IVA is known as a relatively rare, potentially life-threatening inborn error of leucine metabolism. Even with rapid diagnosis and effective treatment, patients with IVA are still at risk of metabolic decompensation, no matter what the form is. The disappointing outcome will increase the families economic and spiritual burden. Thus, prenatal diagnosis is an essential strategy for the family with IVA probands to prevent the recurrence of IVA. In this study, we shared our experiences with prenatal diagnosis of IVA in eight pregnancies.
The measurement of metabolite levels in AF by mass spectrometry has been increasingly used for the prenatal diagnosis of numerous inherited metabolic disorders, yet few reported in IVA. In a notable example, Shigematsu et al. reported that metabolite analysis of acylcarnitines by MS/MS and organic acids by GC/MS in AF allowed a rapid and reliable diagnosis, while it was based on a single case[17]. In addition, it has been reported that IVG possibly present below the lowest levels, which remains a risk of false-negative results[26]. Therefore, systematic application and evaluation of these biochemical methods are critical. Given that genetic analysis was generally recognized as the golden standard for prenatal diagnosis of IVA, in this study, we retrospectively reviewed prenatal diagnostic data from eight at-risk pregnancies and first analyzed the reliability of the biochemical approach for prenatal diagnosis of IVA by comparing the biochemical results with the molecular results.
Among these eight cases, the levels of C5 and C5/C2 were consistent with genetic results in both affected fetuses and in five of six unaffected fetuses, these two biochemical markers were also completely consistent with genetic results. Only the level of C5 in F6 was found to show a slight discrepancy with genetic results. One of the probable reasons might be associated with the selection of the cutoff value. It has been suggested that a reference range based exclusively on normal population might lead to many false positive results[27]. Therefore, the reference range of prenatal metabolite levels need to be adjusted in response to the overlap between normal population and disorder range. However, it is difficult to establish more reasonable ranges on the basis of the small sample size in our study. The IVG assay was also performed for the prenatal diagnosis of IVA, which yet was found not to be valuable, since the AFs from all eight at-risk pregnancies contained no measurable IVG, whether they carried an affected or unaffected fetus. This is inconsistent with that described in the previous reports where the IVG levels in affected fetuses were notably 30-60 times higher than that in unaffected fetuses[16, 18]. The false negative results might be due to the low presentation of this metabolite in AFs and adsorption losses. According to our data and comparisons of the metabolite results and genetic results, the sensitivities of C5 and C5/C2 were both 100%, and the specificities of C5 and C5/C2 were 83.3% and 100%, respectively. Therefore, C5/C2 appeared to be the most reliable of these three tested biochemical markers. Due to the limitation of sample size in this study, further data are needed to determine the reliability of these three biochemical markers in the prenatal diagnosis of IVA.

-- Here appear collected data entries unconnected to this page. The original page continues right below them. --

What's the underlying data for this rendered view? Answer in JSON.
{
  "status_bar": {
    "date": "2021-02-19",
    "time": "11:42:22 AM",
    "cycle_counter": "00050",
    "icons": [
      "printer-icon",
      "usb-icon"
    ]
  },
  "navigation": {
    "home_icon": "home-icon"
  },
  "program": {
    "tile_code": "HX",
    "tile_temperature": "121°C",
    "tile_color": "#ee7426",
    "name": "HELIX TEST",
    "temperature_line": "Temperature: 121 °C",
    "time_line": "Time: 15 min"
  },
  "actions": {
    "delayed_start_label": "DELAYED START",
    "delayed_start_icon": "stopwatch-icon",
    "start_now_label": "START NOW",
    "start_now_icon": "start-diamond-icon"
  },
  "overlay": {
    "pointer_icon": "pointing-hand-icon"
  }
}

Mutation analysis is generally recognized as the most reliable strategy for prenatal diagnosis of IVA, which yet may potentially lead to false negative results due to maternal cell contamination. Another limitation of this method is that it depends on the availability of known familial mutations. Luckily, all the probands in our center had found two causative variants and no samples had maternal cell contamination. However, in some IVA families, not more than one causative mutation was found in the proband, or genetic testing was not performed, especially in some remote areas, this can hinder a precise diagnosis by genetic analysis alone. In this situation, metabolite analysis by mass spectrometry could be optional which is able to provide reliable results using only a small amount of sample. Additionally, the biochemical results can be achieved within three days, which is much earlier than that of genetic analysis taking at least two weeks. This enables IVA families to make a timely decision concerning the pregnancies. This advantage was observed in our previous reports on prenatal metabolite analysis in methylmalonic acidemia, propionic acidemia and glutaric acidemia-Ⅰ[21–23]. Therefore, despite the accuracy of genetic testing, biochemical analysis appeared to be a reliable method in the prenatal diagnosis of IVA families, especially when genetic results were inconclusive, and this method could also allow a more precise diagnosis in conjunction with mutation analysis. However, the reliability of biochemical approach in the prenatal diagnosis of IVA is warranted to be further verified by expanding the sample size.